2 pointsby albert_roca14 hours ago1 comment
  • fjfaase11 hours ago
    What is so special about 2^127?
    • albert_roca10 hours ago
      The model identifies the proton mass stability at the 64-bit limit (2^64). Since gravitational interaction scales with m_p^2 , the hierarchy gap corresponds to the square of that limit:

        (2^64)^2 = 2^128
      
      The geometric derivation involves a factor of 2, linked to the holographic pixel diagonal (√2 )^2:

        2 / 2^128 = 2^−127
      
      2^−127 represents the least significant bit (LSB) of a 128-bit integer.
      • fjfaase3 hours ago
        Where does the 64 come from and what do you mean with 'proton mass stability'? The proton is believed to be stable because it is the lowest mass baryon. GUT theories say it might be unstable with a half time of at least 10^34. How does that relate to your number 64? Does the number have a unit?
        • albert_roca39 minutes ago
          64 is dimensionless. It comes from the model's holographic scaling law, where mass scales with surface complexity (m ∼ 4^i). The proton appears at i = 32.

            4^32= (2^2)^32 = 2^64
          
          2^64 seems to be the minimum information density required to geometrically define a stable volume. The proton stability implies that nothing simpler can sustain a 3D topology.
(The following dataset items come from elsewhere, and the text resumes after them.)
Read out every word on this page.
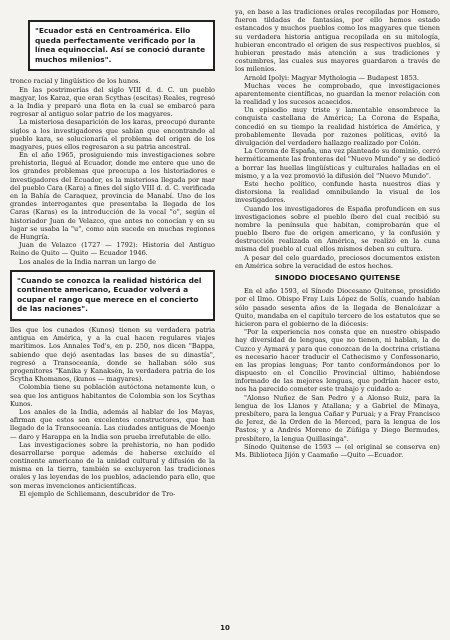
"Ecuador está en Centroamérica. Ello queda perfectamente verificado por la línea equinoccial. Así se conoció durante muchos milenios".

tronco racial y lingüístico de los hunos.

En las postrimerías del siglo VIII d. d. C. un pueblo magyar, los Karaz, que eran Scythas (escitas) Reales, regresó a la India y preparó una flota en la cual se embarcó para regresar al antiguo solar patrio de los magyares.

La misteriosa desaparición de los karas, preocupó durante siglos a los investigadores que sabían que encontrando al pueblo kara, se solucionaría el problema del origen de los magyares, pues ellos regresaron a su patria ancestral.

En el año 1965, prosiguiendo mis investigaciones sobre prehistoria, llegué al Ecuador, donde me entere que uno de los grandes problemas que preocupa a los historiadores e investigadores del Ecuador, es la misteriosa llegada por mar del pueblo Cara (Kara) a fines del siglo VIII d. d. C. verificada en la Bahía de Caraquez, provincia de Manabí. Uno de los grandes interrogantes que presentaba la llegada de los Caras (Karas) es la introducción de la vocal "o", según el historiador Juan de Velazco, que antes no conocían y en su lugar se usaba la "u", como aún sucede en muchas regiones de Hungría.

Juan de Velazco (1727 — 1792): Historia del Antiguo Reino de Quito — Quito — Ecuador 1946.

Los anales de la India narran un largo de

"Cuando se conozca la realidad histórica del continente americano, Ecuador volverá a ocupar el rango que merece en el concierto de las naciones".

lles que los cunados (Kunos) tienen su verdadera patria antigua en América, y a la cual hacen regulares viajes marítimos. Los Annales Tod's, en p. 250, nos dicen "Bappa, sabiendo que dejó asentadas las bases de su dinastía", regresó a Transoceanía, donde se hallaban sólo sus progenitores "Kanika y Kanaksén, la verdadera patria de los Scytha Khomanos, (kunos — magyares).

Colombia tiene su población autóctona netamente kun, o sea que los antiguos habitantes de Colombia son los Scythas Kunos.

Los anales de la India, además al hablar de los Mayas, afirman que estos son excelentes constructores, que han llegado de la Transoceanía. Las ciudades antiguas de Moenjo — daro y Harappa en la India son prueba irrefutable de ello.

Las investigaciones sobre la prehistoria, no han podido desarrollarse porque además de haberse excluído el continente americano de la unidad cultural y difusión de la misma en la tierra, también se excluyeron las tradiciones orales y las leyendas de los pueblos, adaciendo para ello, que son meras invenciones anticientíficas.

El ejemplo de Schliemann, descubridor de Tro-

ya, en base a las tradiciones orales recopiladas por Homero, fueron tildadas de fantasías, por ello hemos estado estancados y muchos pueblos como los magyares que tienen su verdadera historia antigua recopilada en su mitología, hubieran encontrado el origen de sus respectivos pueblos, si hubieran prestado más atención a sus tradiciones y costumbres, las cuales sus mayores guardaron a través de los milenios.

Arnold Ipolyi: Magyar Mythologia — Budapest 1853.

Muchas veces he comprobado, que investigaciones aparentemente científicas, no guardan la menor relación con la realidad y los sucesos acaecidos.

Un episodio muy triste y lamentable ensombrece la conquista castellana de América; La Corona de España, concedió en su tiempo la realidad histórica de América, y probablemente llevada por razones políticas, evitó la divulgación del verdadero hallazgo realizado por Colón.

La Corona de España, una vez planteado su dominio, cerró herméticamente las fronteras del "Nuevo Mundo" y se dedicó a borrar las huellas lingüísticas y culturales halladas en el mismo, y a la vez promovió la difusión del "Nuevo Mundo".

Este hecho político, confunde hasta nuestros días y distorsiona la realidad omnibulando la visual de los investigadores.

Cuando los investigadores de España profundicen en sus investigaciones sobre el pueblo íbero del cual recibió su nombre la península que habitan, comprobarán que el pueblo Ibero fue de origen americano, y la confusión y destrucción realizada en América, se realizó en la cuna misma del pueblo al cual ellos mismos deben su cultura.

A pesar del celo guardado, preciosos documentos existen en América sobre la veracidad de estos hechos.

SINODO DIOCESANO QUITENSE

En el año 1593, el Sínodo Diocesano Quitense, presidido por el Ilmo. Obispo Fray Luis López de Solís, cuando habían sólo pasado sesenta años de la llegada de Benalcázar a Quito, mandaba en el capítulo tercero de los estatutos que se hicieron para el gobierno de la diócesis:

"Por la experiencia nos consta que en nuestro obispado hay diversidad de lenguas, que no tienen, ni hablan, la de Cuzco y Aymará y para que conozcan de la doctrina cristiana es necesario hacer traducir el Cathecismo y Confessonario, en las propias lenguas; Por tanto conformándonos por lo dispuesto en el Concilio Provincial último, habiéndose informado de las mejores lenguas, que podrían hacer esto, nos ha parecido cometer este trabajo y cuidado a:

"Alonso Nuñez de San Pedro y a Alonso Ruiz, para la lengua de los Llanos y Atallana; y a Gabriel de Minaya, presbítero, para la lengua Cañar y Puruai; y a Fray Francisco de Jerez, de la Orden de la Merced, para la lengua de los Pastos; y a Andrés Moreno de Zúñiga y Diego Bermudes, presbítero, la lengua Quillasinga".

Sínodo Quitense de 1593 — (el original se conserva en) Ms. Biblioteca Jijón y Caamaño —Quito —Ecuador.

10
This limit defines the object's topological complexity, not its lifespan.

          Please note that the model is being developed with IA assistance, and I realize that the onthological base needs further refinement.

          The proton mass (m_p) is derived as:

            m_p = ((√2 · m_P) / 4^32) · (1 + α / 3)
            m_p = ((√2 · m_P) / √4^64) · (1 + α / 3)
            m_p ≈ 1.67260849206 × 10^-27 kg
            Experimental value: 1.67262192595(52) × 10^-27 kg
            ∆: 8 ppm.
          
          G is derived as:

            G = (ħ · c · 2 · (1 + α / 3)^2) / (mp^2 · 4^64)
            G ≈ 6.6742439706 × 10^-11
            Experimental value: 6.67430(15) × 10^-11 m^3 · kg^-1 · s^-2
            ∆: 8 ppm.
          
          α_G is derived as:

            α_G = (2 · (1 + α / 3)^2) / 4^64
            α_G ≈ 5.9061 · 10^–39
            Experimental value: ≈ 5.906 · 10^-39
            ∆: 8 ppm
          
          The terms (1 + α / 3) and 4^64 appear in the three derivations. All of them show the same discrepancy from the experimental value (8 ppm). (Note: There is a typo in the expected output of the previous Python script; it should yield a discrepancy of 8.39 ppm, not 6 ppm.)

          The model also derives α as:

            α^-1 = (4 · π^3 + π^2 + π) - (α / 24)
            α^-1 = 137.0359996
            Experimental value: 137.0359991.
            ∆: < 0.005 ppm.
          
          Is it statistically plausible that this happens by chance? Are there any hidden tricks? AI will find a possible conceptualization for (almost) anything, but I'm trying to get an informed human point of view.